AI News Roundup – U.S. newspapers sue OpenAI and Microsoft, Financial Times of London reaches agreement, ELVIS Act, and more

McDonnell Boehnen Hulbert & Berghoff LLP

To help you stay on top of the latest news, our AI practice group has compiled a roundup of the developments we are following.

  • Axios reports that a group of eight major U.S. newspapers owned by Alden Global Capital, including the Chicago Tribune and the New York Daily News, has sued OpenAI and Microsoft in the Southern District of New York for alleged copyright infringement by its ChatGPT AI model. Such a suit comes as OpenAI and Microsoft are embroiled in an ongoing suit with the New York Times, also regarding copyright infringement by ChatGPT. For more analysis of the New York Times case, visit MBHB Partners Michael Borella and Joshua Rich’s coverage at PatentDocs. The Alden lawsuit claims that ChatGPT has been “purloining millions of the Publishers’ copyrighted articles without permission and without payment.” This new suit represents the growing pressure on AI developers to address the copyright concerns of publishers, studios and other content creators whose work AI models like ChatGPT are trained on.
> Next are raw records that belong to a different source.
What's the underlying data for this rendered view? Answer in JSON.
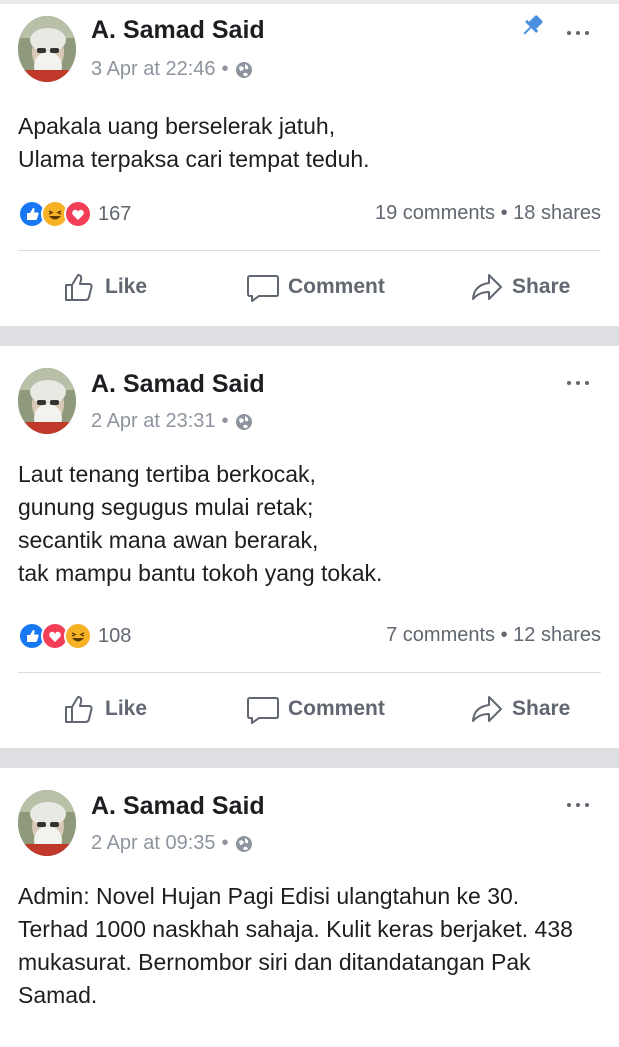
{
  "colors": {
    "like_blue": "#1877f2",
    "love_red": "#f33e58",
    "haha_yellow": "#f7b125",
    "pin_blue": "#4a90e2",
    "meta_gray": "#8d949e"
  },
  "posts": [
    {
      "author": "A. Samad Said",
      "time": "3 Apr at 22:46",
      "meta_dot": "•",
      "pinned": true,
      "lines": [
        "Apakala uang berselerak jatuh,",
        "Ulama terpaksa cari tempat teduh."
      ],
      "reactions": [
        "like",
        "haha",
        "love"
      ],
      "reaction_count": "167",
      "stats": "19 comments • 18 shares",
      "actions": {
        "like": "Like",
        "comment": "Comment",
        "share": "Share"
      }
    },
    {
      "author": "A. Samad Said",
      "time": "2 Apr at 23:31",
      "meta_dot": "•",
      "pinned": false,
      "lines": [
        "Laut tenang tertiba berkocak,",
        "gunung segugus mulai retak;",
        "secantik mana awan berarak,",
        "tak mampu bantu tokoh yang tokak."
      ],
      "reactions": [
        "like",
        "love",
        "haha"
      ],
      "reaction_count": "108",
      "stats": "7 comments • 12 shares",
      "actions": {
        "like": "Like",
        "comment": "Comment",
        "share": "Share"
      }
    },
    {
      "author": "A. Samad Said",
      "time": "2 Apr at 09:35",
      "meta_dot": "•",
      "pinned": false,
      "lines": [
        "Admin: Novel Hujan Pagi Edisi ulangtahun ke 30.",
        "Terhad 1000 naskhah sahaja. Kulit keras berjaket. 438",
        "mukasurat. Bernombor siri dan ditandatangan Pak",
        "Samad."
      ]
    }
  ],
  "icons": {
    "globe": "globe-icon",
    "more": "more-options-icon",
    "pin": "pin-icon",
    "like": "thumbs-up-icon",
    "comment": "speech-bubble-icon",
    "share": "share-arrow-icon"
  }
}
  • The Verge reports that the Financial Times of London has reached an agreement with OpenAI to allow its content to be used in the development of AI tools, and that summaries, quotes and links to its news articles will be implemented in ChatGPT with attribution. They follow several other news organizations in signing content licensing agreements with OpenAI, including Axel Springer (publisher of Business Insider and Politico) and the Associated Press.
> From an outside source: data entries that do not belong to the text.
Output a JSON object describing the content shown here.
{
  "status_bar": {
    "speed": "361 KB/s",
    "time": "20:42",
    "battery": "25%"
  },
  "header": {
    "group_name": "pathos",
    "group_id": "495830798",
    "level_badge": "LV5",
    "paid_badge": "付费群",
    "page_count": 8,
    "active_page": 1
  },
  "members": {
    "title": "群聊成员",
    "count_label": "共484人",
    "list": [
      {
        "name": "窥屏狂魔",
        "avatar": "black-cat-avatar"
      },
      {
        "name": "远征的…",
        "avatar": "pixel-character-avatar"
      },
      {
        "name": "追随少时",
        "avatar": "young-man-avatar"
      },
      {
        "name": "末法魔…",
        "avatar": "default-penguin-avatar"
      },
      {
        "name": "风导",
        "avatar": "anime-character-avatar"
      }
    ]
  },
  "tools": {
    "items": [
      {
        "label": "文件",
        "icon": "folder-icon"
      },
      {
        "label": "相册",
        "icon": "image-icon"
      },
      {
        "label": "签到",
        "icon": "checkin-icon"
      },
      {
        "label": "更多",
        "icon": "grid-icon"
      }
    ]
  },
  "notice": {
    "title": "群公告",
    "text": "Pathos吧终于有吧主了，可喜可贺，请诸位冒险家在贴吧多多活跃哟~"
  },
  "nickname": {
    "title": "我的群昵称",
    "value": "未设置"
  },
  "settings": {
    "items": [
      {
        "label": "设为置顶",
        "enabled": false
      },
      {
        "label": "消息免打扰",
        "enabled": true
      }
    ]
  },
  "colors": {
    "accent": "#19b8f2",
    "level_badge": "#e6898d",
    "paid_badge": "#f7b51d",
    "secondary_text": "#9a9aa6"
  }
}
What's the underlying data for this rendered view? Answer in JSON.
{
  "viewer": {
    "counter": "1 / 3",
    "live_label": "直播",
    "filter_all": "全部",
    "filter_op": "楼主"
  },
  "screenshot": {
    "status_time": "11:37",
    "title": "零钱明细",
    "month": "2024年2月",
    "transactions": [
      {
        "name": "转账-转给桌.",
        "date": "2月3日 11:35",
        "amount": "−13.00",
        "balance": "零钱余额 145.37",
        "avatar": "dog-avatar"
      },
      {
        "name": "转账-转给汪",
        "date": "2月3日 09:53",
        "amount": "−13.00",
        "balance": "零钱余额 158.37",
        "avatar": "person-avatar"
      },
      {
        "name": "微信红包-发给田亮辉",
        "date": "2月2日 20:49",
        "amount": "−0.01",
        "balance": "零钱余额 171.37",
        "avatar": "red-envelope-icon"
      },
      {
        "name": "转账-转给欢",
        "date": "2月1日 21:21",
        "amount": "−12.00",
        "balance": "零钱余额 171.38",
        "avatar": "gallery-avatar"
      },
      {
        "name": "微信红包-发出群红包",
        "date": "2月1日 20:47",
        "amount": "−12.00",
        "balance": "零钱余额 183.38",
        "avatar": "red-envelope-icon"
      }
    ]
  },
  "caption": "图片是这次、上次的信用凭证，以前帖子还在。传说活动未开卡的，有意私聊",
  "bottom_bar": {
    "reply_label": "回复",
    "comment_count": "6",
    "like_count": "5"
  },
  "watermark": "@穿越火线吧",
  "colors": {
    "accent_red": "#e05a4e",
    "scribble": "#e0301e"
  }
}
  • In early April, U.S. Representative Cathy McMorris Rodgers (R-WA), chair of the House Committee on Energy and Commerce, and Senator Maria Cantwell (D-WA), chair of the Senate Committee on Commerce, Science, and Transportation, unveiled bipartisan legislation entitled the American Privacy Rights Act. In a press release, the House Committee stated that the proposed legislation “sets clear, national data privacy rights and protections for Americans, eliminates the existing patchwork of state comprehensive data privacy laws, and establishes robust enforcement mechanisms to hold violators accountable, including a private right of action for individuals.” If passed, the bill would undoubtedly affect the development of AI models that rely upon large amounts of data for training. During a hearing on the legislation, a representative of the Center for Democracy and Technology testified that a “baseline set of privacy protections for all would in turn provide both a context in which to also include further protections for kids and a necessary foundation for addressing artificial intelligence (AI).”
  • NPR reports that Tennessee recently passed the Ensuring Likeness Voice and Image Security Act, or ELVIS Act, which updates the state’s existing laws protecting artists’ names, images and likenesses to include protection against the use of AI to mimic an artist’s voice without permission.